プロベネシド負荷の効果を検討したラットシンチグラフィにおける123I 投与後0-60分の積算画像である。 プロベネシド負荷の効果を検討したラットシンチグラフィにおける123I 投与後3時間の画像である。 プロベネシド負荷の効果を検討したラットシンチグラフィにおける123I 投与後24時間の画像である。

Claims (11)

  1. 腎臓トランスポーターを介して排泄される第一の薬剤の投与に際して、第二の薬剤として当該腎臓トランスポーター阻害剤を同時にまたはその前後に投与し、第一の薬剤の腎臓排泄を制御することを特徴とする薬剤の投与方法。

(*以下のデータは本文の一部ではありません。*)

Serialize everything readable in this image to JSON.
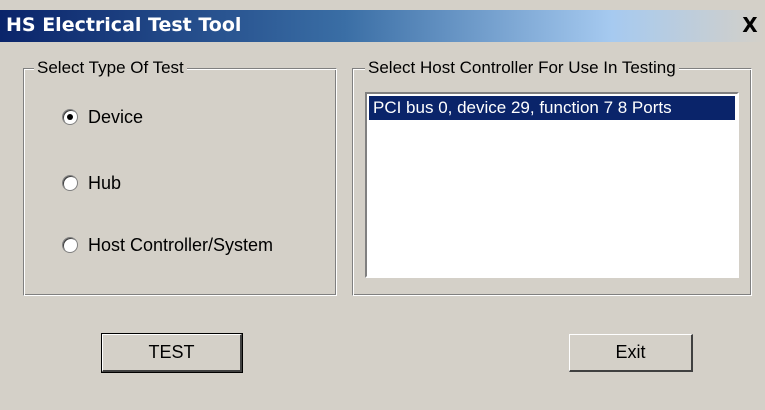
{
  "window": {
    "title": "HS Electrical Test Tool",
    "close_label": "X"
  },
  "test_type": {
    "legend": "Select Type Of Test",
    "options": [
      {
        "label": "Device",
        "selected": true
      },
      {
        "label": "Hub",
        "selected": false
      },
      {
        "label": "Host Controller/System",
        "selected": false
      }
    ]
  },
  "host_controller": {
    "legend": "Select Host Controller For Use In Testing",
    "items": [
      {
        "label": "PCI bus 0, device 29, function 7  8 Ports",
        "selected": true
      }
    ]
  },
  "buttons": {
    "test_label": "TEST",
    "exit_label": "Exit"
  },
  "colors": {
    "title_start": "#0a246a",
    "selection": "#0a246a",
    "face": "#d4d0c8"
  }
}
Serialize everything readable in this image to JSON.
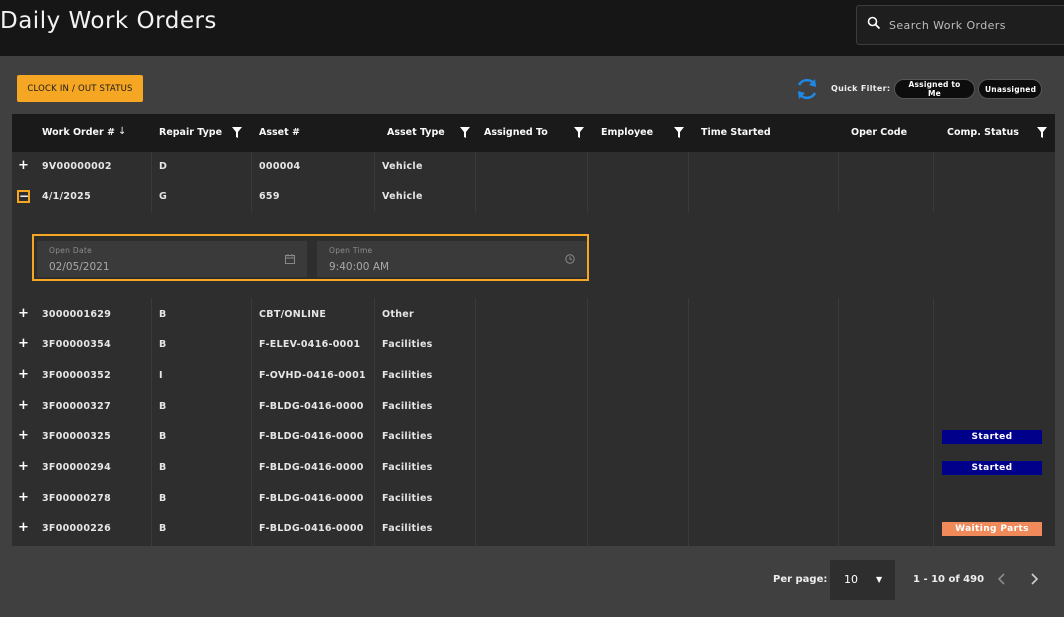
{
  "header": {
    "title": "Daily Work Orders",
    "search_placeholder": "Search Work Orders"
  },
  "toolbar": {
    "clock_button_label": "CLOCK IN / OUT STATUS",
    "quick_filter_label": "Quick Filter:",
    "chip_assigned_to_me": "Assigned to Me",
    "chip_unassigned": "Unassigned"
  },
  "table": {
    "columns": {
      "work_order": "Work Order #",
      "repair_type": "Repair Type",
      "asset": "Asset #",
      "asset_type": "Asset Type",
      "assigned_to": "Assigned To",
      "employee": "Employee",
      "time_started": "Time Started",
      "oper_code": "Oper Code",
      "comp_status": "Comp. Status"
    },
    "rows": [
      {
        "expander": "+",
        "work_order": "9V00000002",
        "repair_type": "D",
        "asset": "000004",
        "asset_type": "Vehicle",
        "status": ""
      },
      {
        "expander": "−",
        "work_order": "4/1/2025",
        "repair_type": "G",
        "asset": "659",
        "asset_type": "Vehicle",
        "status": ""
      },
      {
        "expander": "+",
        "work_order": "3000001629",
        "repair_type": "B",
        "asset": "CBT/ONLINE",
        "asset_type": "Other",
        "status": ""
      },
      {
        "expander": "+",
        "work_order": "3F00000354",
        "repair_type": "B",
        "asset": "F-ELEV-0416-0001",
        "asset_type": "Facilities",
        "status": ""
      },
      {
        "expander": "+",
        "work_order": "3F00000352",
        "repair_type": "I",
        "asset": "F-OVHD-0416-0001",
        "asset_type": "Facilities",
        "status": ""
      },
      {
        "expander": "+",
        "work_order": "3F00000327",
        "repair_type": "B",
        "asset": "F-BLDG-0416-0000",
        "asset_type": "Facilities",
        "status": ""
      },
      {
        "expander": "+",
        "work_order": "3F00000325",
        "repair_type": "B",
        "asset": "F-BLDG-0416-0000",
        "asset_type": "Facilities",
        "status": "Started"
      },
      {
        "expander": "+",
        "work_order": "3F00000294",
        "repair_type": "B",
        "asset": "F-BLDG-0416-0000",
        "asset_type": "Facilities",
        "status": "Started"
      },
      {
        "expander": "+",
        "work_order": "3F00000278",
        "repair_type": "B",
        "asset": "F-BLDG-0416-0000",
        "asset_type": "Facilities",
        "status": ""
      },
      {
        "expander": "+",
        "work_order": "3F00000226",
        "repair_type": "B",
        "asset": "F-BLDG-0416-0000",
        "asset_type": "Facilities",
        "status": "Waiting Parts"
      }
    ],
    "detail": {
      "open_date_label": "Open Date",
      "open_date_value": "02/05/2021",
      "open_time_label": "Open Time",
      "open_time_value": "9:40:00 AM"
    }
  },
  "pagination": {
    "per_page_label": "Per page:",
    "per_page_value": "10",
    "range_text": "1 - 10 of 490"
  },
  "colors": {
    "accent": "#f5a623",
    "started": "#00008b",
    "waiting_parts": "#f08a5a"
  }
}
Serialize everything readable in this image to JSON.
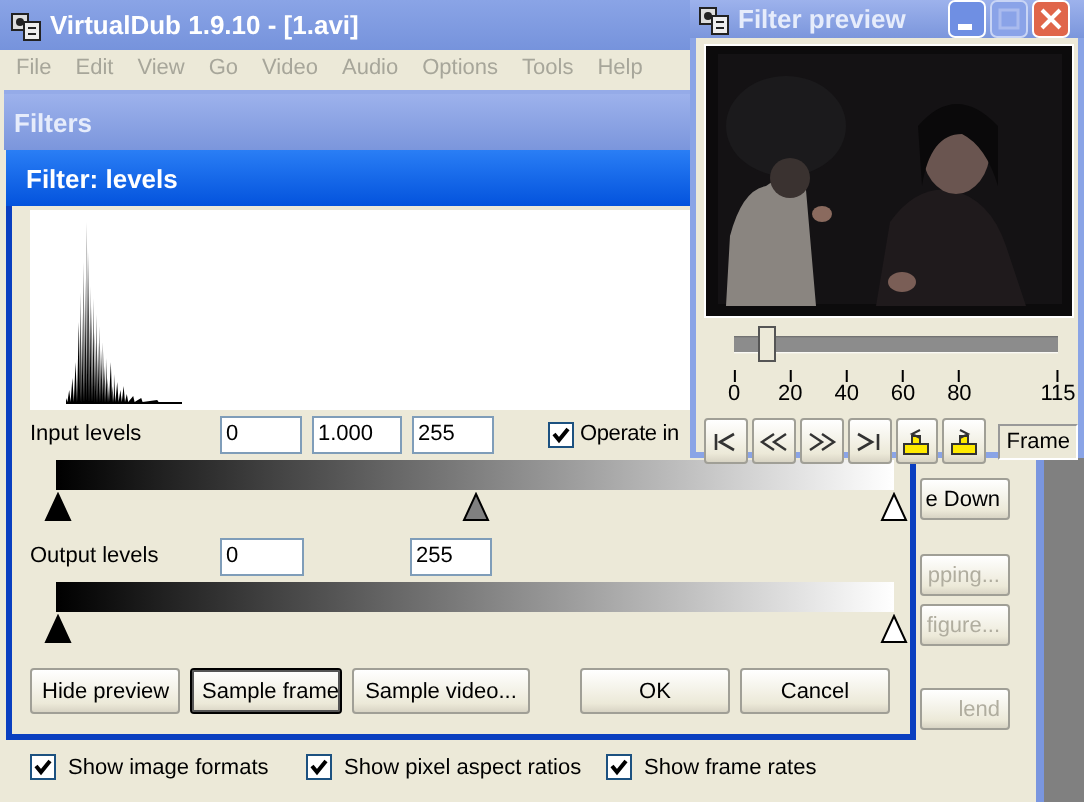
{
  "main_window": {
    "title": "VirtualDub 1.9.10 - [1.avi]",
    "menu": [
      {
        "label": "File",
        "disabled": true
      },
      {
        "label": "Edit",
        "disabled": true
      },
      {
        "label": "View",
        "disabled": true
      },
      {
        "label": "Go",
        "disabled": true
      },
      {
        "label": "Video",
        "disabled": true
      },
      {
        "label": "Audio",
        "disabled": true
      },
      {
        "label": "Options",
        "disabled": true
      },
      {
        "label": "Tools",
        "disabled": true
      },
      {
        "label": "Help",
        "disabled": true
      }
    ]
  },
  "filters_dialog": {
    "title": "Filters",
    "side_buttons": [
      {
        "label": "e Down",
        "disabled": false
      },
      {
        "label": "pping...",
        "disabled": true
      },
      {
        "label": "figure...",
        "disabled": true
      },
      {
        "label": "lend",
        "disabled": true
      }
    ],
    "checkboxes": [
      {
        "label": "Show image formats",
        "checked": true
      },
      {
        "label": "Show pixel aspect ratios",
        "checked": true
      },
      {
        "label": "Show frame rates",
        "checked": true
      }
    ]
  },
  "levels_dialog": {
    "title": "Filter: levels",
    "input_label": "Input levels",
    "input_values": [
      "0",
      "1.000",
      "255"
    ],
    "operate": {
      "label": "Operate in",
      "checked": true
    },
    "input_markers": [
      {
        "kind": "black",
        "level": 0
      },
      {
        "kind": "grey",
        "level": 0.5
      },
      {
        "kind": "white",
        "level": 1
      }
    ],
    "output_label": "Output levels",
    "output_values": [
      "0",
      "255"
    ],
    "output_markers": [
      {
        "kind": "black",
        "level": 0
      },
      {
        "kind": "white",
        "level": 1
      }
    ],
    "buttons": [
      {
        "label": "Hide preview",
        "default": false
      },
      {
        "label": "Sample frame",
        "default": true
      },
      {
        "label": "Sample video...",
        "default": false
      },
      {
        "label": "OK",
        "default": false
      },
      {
        "label": "Cancel",
        "default": false
      }
    ]
  },
  "preview_window": {
    "title": "Filter preview",
    "slider": {
      "level": 0.1
    },
    "ticks": [
      "0",
      "20",
      "40",
      "60",
      "80",
      "115"
    ],
    "nav_buttons": [
      {
        "kind": "start"
      },
      {
        "kind": "back"
      },
      {
        "kind": "forward"
      },
      {
        "kind": "end"
      },
      {
        "kind": "mark-in"
      },
      {
        "kind": "mark-out"
      }
    ],
    "frame_label": "Frame"
  }
}
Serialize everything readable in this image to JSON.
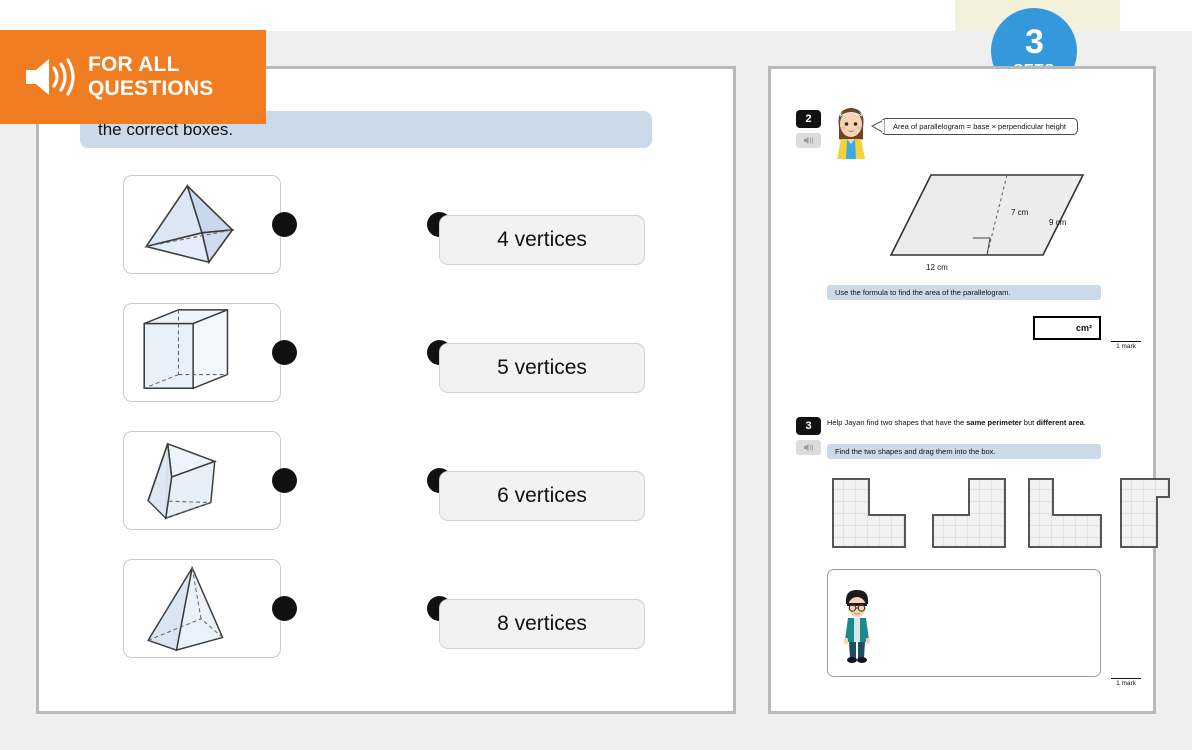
{
  "page": {
    "background_color": "#efefef",
    "top_strip_color": "#ffffff",
    "yellow_band_color": "#f2f1da"
  },
  "sets_badge": {
    "count": "3",
    "label": "SETS",
    "color": "#3498db"
  },
  "for_all_overlay": {
    "line1": "FOR ALL",
    "line2": "QUESTIONS",
    "icon": "speaker-icon",
    "color": "#f07d22"
  },
  "left_panel": {
    "question1": {
      "prompt": "the correct boxes.",
      "shapes": [
        {
          "name": "tetrahedron",
          "label": "triangular-based pyramid"
        },
        {
          "name": "cube",
          "label": "cube"
        },
        {
          "name": "triangular-prism",
          "label": "triangular prism"
        },
        {
          "name": "square-pyramid",
          "label": "square-based pyramid"
        }
      ],
      "options": [
        {
          "label": "4 vertices"
        },
        {
          "label": "5 vertices"
        },
        {
          "label": "6 vertices"
        },
        {
          "label": "8 vertices"
        }
      ]
    }
  },
  "right_panel": {
    "question2": {
      "number": "2",
      "speaker_icon": "speaker-icon",
      "character": "girl-avatar",
      "speech_bubble": "Area of parallelogram = base × perpendicular height",
      "diagram": {
        "type": "parallelogram",
        "height_label": "7 cm",
        "side_label": "9 cm",
        "base_label": "12 cm",
        "right_angle_marker": true
      },
      "instruction": "Use the formula to find the area of the parallelogram.",
      "answer_unit": "cm²",
      "answer_value": "",
      "mark": "1 mark"
    },
    "question3": {
      "number": "3",
      "speaker_icon": "speaker-icon",
      "text_part1": "Help Jayan find two shapes that have the ",
      "text_bold1": "same perimeter",
      "text_part2": " but ",
      "text_bold2": "different area",
      "text_part3": ".",
      "instruction": "Find the two shapes and drag them into the box.",
      "shapes": [
        {
          "name": "l-shape-wide-right"
        },
        {
          "name": "l-shape-mirrored"
        },
        {
          "name": "l-shape-narrow"
        },
        {
          "name": "notched-rectangle"
        }
      ],
      "character": "boy-avatar-jayan",
      "mark": "1 mark"
    }
  }
}
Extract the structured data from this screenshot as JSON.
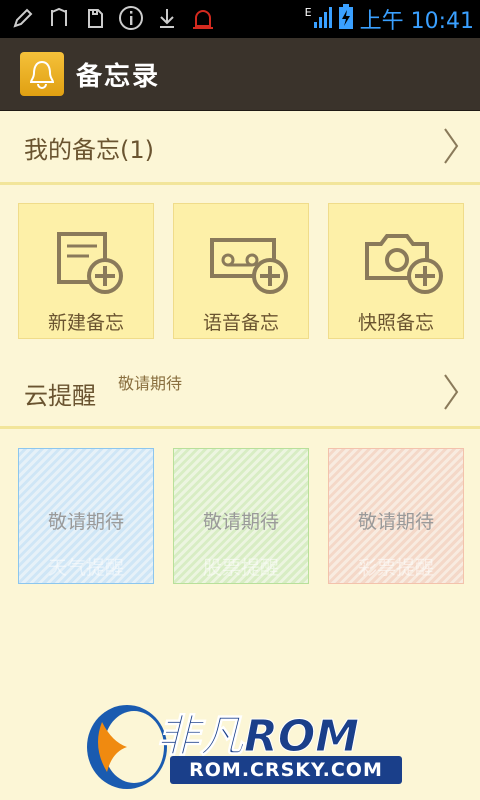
{
  "status_bar": {
    "time": "上午 10:41",
    "network": "E"
  },
  "title_bar": {
    "title": "备忘录"
  },
  "my_memos": {
    "label": "我的备忘(1)"
  },
  "memo_tiles": [
    {
      "label": "新建备忘",
      "icon": "new-memo-icon"
    },
    {
      "label": "语音备忘",
      "icon": "voice-memo-icon"
    },
    {
      "label": "快照备忘",
      "icon": "snapshot-memo-icon"
    }
  ],
  "cloud_reminder": {
    "label": "云提醒",
    "badge": "敬请期待"
  },
  "pending_tiles": [
    {
      "status": "敬请期待",
      "label": "天气提醒",
      "color": "#6fb8e8"
    },
    {
      "status": "敬请期待",
      "label": "股票提醒",
      "color": "#9ed479"
    },
    {
      "status": "敬请期待",
      "label": "彩票提醒",
      "color": "#f0a98a"
    }
  ],
  "watermark": {
    "brand": "非凡ROM",
    "site": "ROM.CRSKY.COM"
  },
  "colors": {
    "background": "#fcf6d6",
    "titlebar": "#3a332b",
    "tile": "#fdf0a8",
    "text": "#6a5430"
  }
}
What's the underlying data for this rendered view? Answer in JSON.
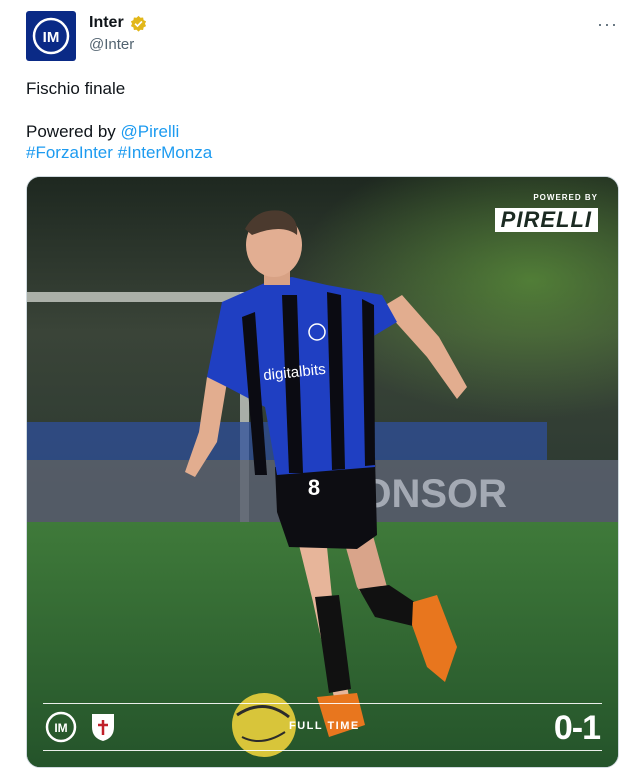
{
  "account": {
    "name": "Inter",
    "handle": "@Inter",
    "verified": true,
    "brand_color": "#0a2a86"
  },
  "menu_icon": "more-horizontal-icon",
  "tweet": {
    "line1": "Fischio finale",
    "powered_prefix": "Powered by ",
    "powered_mention": "@Pirelli",
    "hashtag1": "#ForzaInter",
    "hashtag2": "#InterMonza"
  },
  "media": {
    "sponsor_small": "POWERED BY",
    "sponsor_logo": "IRELLI",
    "jersey_sponsor": "digitalbits",
    "jersey_number": "8",
    "banner_text": "SPONSOR",
    "status": "FULL TIME",
    "score": "0-1",
    "home_team_icon": "inter-crest-icon",
    "away_team_icon": "monza-crest-icon",
    "link_color": "#1d9bf0"
  }
}
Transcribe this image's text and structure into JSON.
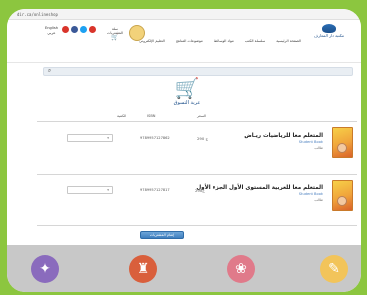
{
  "url": "dir.ca/onlineshop",
  "header": {
    "logo_text": "مكتبة دار المعارف",
    "nav": [
      "الصفحة الرئيسية",
      "سلسلة الكتب",
      "مواد الوسائط",
      "موضوعات المناهج",
      "التعليم الإلكتروني"
    ],
    "cart_mini": {
      "label": "سلة",
      "sub": "المشتريات"
    },
    "language": {
      "en": "English",
      "ar": "عربي"
    },
    "social": [
      {
        "icon": "youtube-icon",
        "color": "#d9342b",
        "glyph": "▶"
      },
      {
        "icon": "facebook-icon",
        "color": "#3b5998",
        "glyph": "f"
      },
      {
        "icon": "twitter-icon",
        "color": "#1da1f2",
        "glyph": "t"
      },
      {
        "icon": "google-icon",
        "color": "#d9342b",
        "glyph": "g"
      }
    ]
  },
  "search": {
    "placeholder": ""
  },
  "cart": {
    "title": "عربة التسوق"
  },
  "columns": {
    "price": "السعر",
    "isbn": "ISBN",
    "quantity": "الكمية"
  },
  "items": [
    {
      "title": "المتعلم معا للرياضيات ريـاض",
      "subtitle": "Student Book",
      "type": "طالب",
      "price": "290 ج",
      "isbn": "9789957127862",
      "qty": ""
    },
    {
      "title": "المتعلم معا للعربية المستوى الأول الجزء الأول",
      "subtitle": "Student Book",
      "type": "طالب",
      "price": "290ج",
      "isbn": "9789957127817",
      "qty": ""
    }
  ],
  "action_button": "إتمام المشتريات",
  "footer": {
    "icons": [
      {
        "name": "telescope-icon",
        "color": "#8a6bbd",
        "glyph": "✦"
      },
      {
        "name": "tower-icon",
        "color": "#d95f3c",
        "glyph": "♜"
      },
      {
        "name": "flower-icon",
        "color": "#e07a8a",
        "glyph": "❀"
      },
      {
        "name": "book-icon",
        "color": "#f2c45a",
        "glyph": "✎"
      }
    ]
  }
}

  2. 第一の薬剤が体内用放射性診断薬または体内用放射性治療薬である請求項1記載の薬剤の投与方法。
  3. 体内用放射性診断薬または体内用放射性治療薬が、11-炭素(11C)、15-酸素(15O)、18-フッ素(18F)、32-リン(32P)、59-鉄(59Fe)、67-銅(67Cu)、67-ガリウム(67Ga)、81m-クリプトン(81mKr)、81-ルビジウム(81Rb)、89-ストロンチウム(89Sr)、90-イットリウム(90Y)、99m-テクネチウム(99mTc)、111-インジウム(111In)、123-ヨウ素(123I)、125-ヨウ素(125I)、131-ヨウ素(131I)、133-キセノン(133Xe)、117m-サマリウム(117mSm)、153-サマリウム(153Sm)、186-レニウム(186Re)、188-レニウム(188Re)、201-タリウム(201Tl)、212-ビスマス(212Bi)、213-ビスマス(212Bi)および211-アスタチン(211At)よりなる群から選ばれる一つの核種で標識される請求項2記載の薬剤の投与方法。
  4. 第一の薬剤が、ビスアミノチオールまたはその誘導体、モノアミンモノアミドビスチオールまたはその誘導体、ビスアミドビスチオールまたはその誘導体、メルカプトアセチルグリシルグリシルグリシンまたはその誘導体、ヘキサメチルプロピレンアミンオキシムまたはその誘導体、エチレンビス[ビス(2−エトキシエチル)ホスフィン](テオトロフォスミン)またはその誘導体、2,3-ジメルカプトコハク酸またはその誘導体、エチレンシステインダイマー誘導体、メトキシイソブチルイソニトリル誘導体、ポリアミン誘導体、ピリドキシリデンアミネート誘導体、メチレンジホスホネート、ヒドロキシメチレンジホスホネート誘導体、β-メチル-ω-フェニルペンタデカン酸またはその誘導体、N-イソプロピル-アンフェタミン、ヒプル酸、ベンジルグアニジンよりなる群から選ばれる一つに放射性核種が標識されている請求項3記載の薬剤の投与方法。
  5. 第二の薬剤が、プロベネシド、N-ベンゾイル-β-アラニン、フロセミド、エタクリン散、抗生剤またはサルファ剤から選ばれる一つである請求項4記載の腎臓トランスポーター阻害作用を有する薬剤の投与方法。
  6. 抗生剤がセファゾリン、セファレキシン、セフチゾキシムまたはセフトリアキソンである請求項5記載の腎臓トランスポーター阻害作用を有する薬剤の投与方法。
  7. サルファ剤がスルファメチゾールまたはスルフイソキサゾールである請求項5記載の腎臓トランスポーター阻害作用を有する薬剤の投与方法。
  8. 腎臓トランスポーターを介して排泄される第一の薬剤および当該腎臓トランスポーター阻害剤である第二の薬剤からなり、第一の薬剤の排泄を制御することを特徴とする薬剤。
  9. 第一の薬剤及び第二の薬剤が別容器に充填、製剤化されたキット剤として提供される請求項1ないし8に記載の薬剤。
  10. 第一の薬剤が体内用放射性診断薬または体内用放射性治療薬である請求項9記載の薬剤
  11. 体内用放射性診断薬または体内用放射性治療薬が、11-炭素(11C)、15-酸素(15O)、18-フッ素(18F)、32-リン(32P)、59-鉄(59Fe)、67-銅(67Cu)、67-ガリウム(67Ga)、81m-クリプトン(81mKr)、81-ルビジウム(81Rb)、89-ストロンチウム(89Sr)、90-イットリウム(90Y)、99m-テクネチウム(99mTc)、111-インジウム(111In)、123-ヨウ素(123I)、125-ヨウ素(125I)、131-ヨウ素(131I)、133-キセノン(133Xe)、117m-サマリウム(117mSm)、153-サマリウム(153Sm)、186-レニウム(186Re)、188-レニウム(188Re)、201-タリウム(201Tl)、212-ビスマス(212Bi)、213-ビスマス(212Bi)および211-アスタチン(211At)よりなる群から選ばれる一つの核種で標識される請求項10記載の薬剤。